Tens of thousands of Chicago teachers have taken part this week in marches and rallies outside Chicago Public School buildings through the first two days of the ongoing teachers strike. But what would happen if one of those teachers crossed the picket lines to go back to work before a contract is finalized?
The Chicago Teachers Union has made it clear that it expects each and every one of its 32,000-plus members to be on the picket lines each day as long as the strike continues.
“A bargaining unit member who doesn’t report for picket duty is harming themselves and their colleagues,” the union wrote in a statement on its website. “We need everyone to stand firm and united. How much we win at the bargaining table and how long it takes depend on our solidarity and strength in the streets.”
Not showing up is one thing, but actually breaking ranks and going to work during the strike is a far different issue.
A “scab,” as CTU defines it, is anyone who crosses picket lines to go to work.
“The action of scabs undermines our strength and solidarity,” the union states on its website. “Scabbing – crossing or working behind a picket line – is a very serious violation of our constitution, which lays out clear mechanisms to bring charges against any member at your school who crosses our picket lines.”
The union’s constitution outlines how that process can play out. Specific charges must be levied in writing and turned in to the CTU’s recording secretary, describing the “overt act” and when and where it occurred.
These charges are described broadly as “acts [that] allegedly bring the Union into disrepute, or allegedly do the Union and the cause of union labor definite harm,” but the constitution does specifically mention “crossing or working behind a Union picket line.”
From there, the union’s Executive Board must decide whether the charges warrant a trial. In such cases, witnesses can be called, and the accused may testify before the Executive Board determines their innocence or guilt. If the accused is found guilty, they may be suspended or expelled from the union.

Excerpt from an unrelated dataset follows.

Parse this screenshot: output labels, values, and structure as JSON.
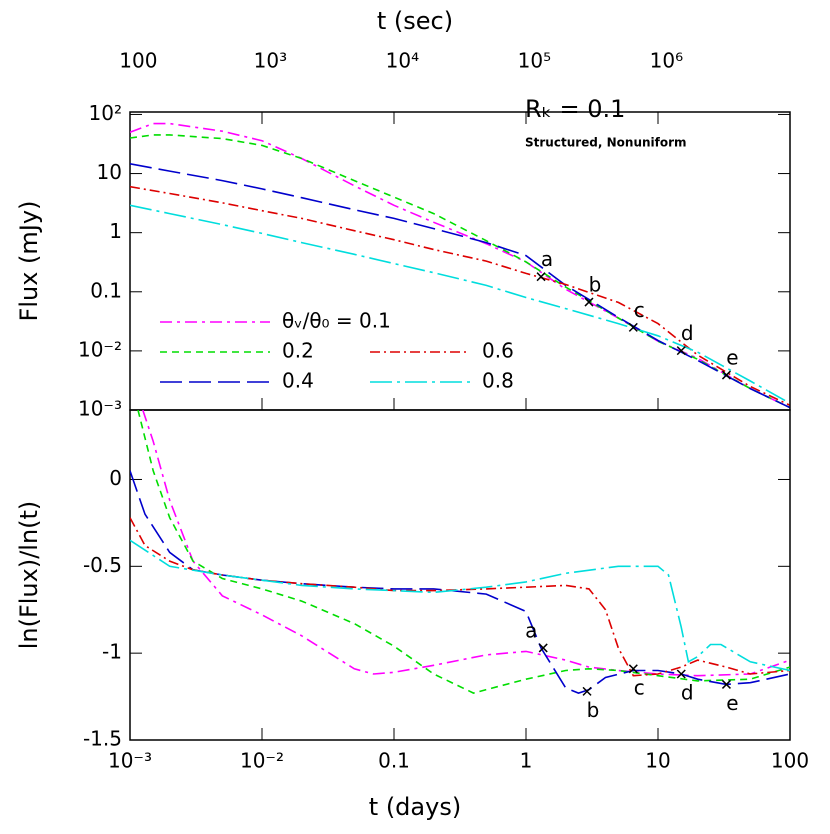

"There are many reasonable reasons that a co-worker might be nervous about striking – fear of retaliation, financial difficulties, or worries about whether we can win,” the union states. “Acknowledging that you understand and can even relate to their concerns can often help as you talk to them about why the strike and our unity is so important. But, although we understand their fear, they are never an excuse to cross the picket line or be a scab.”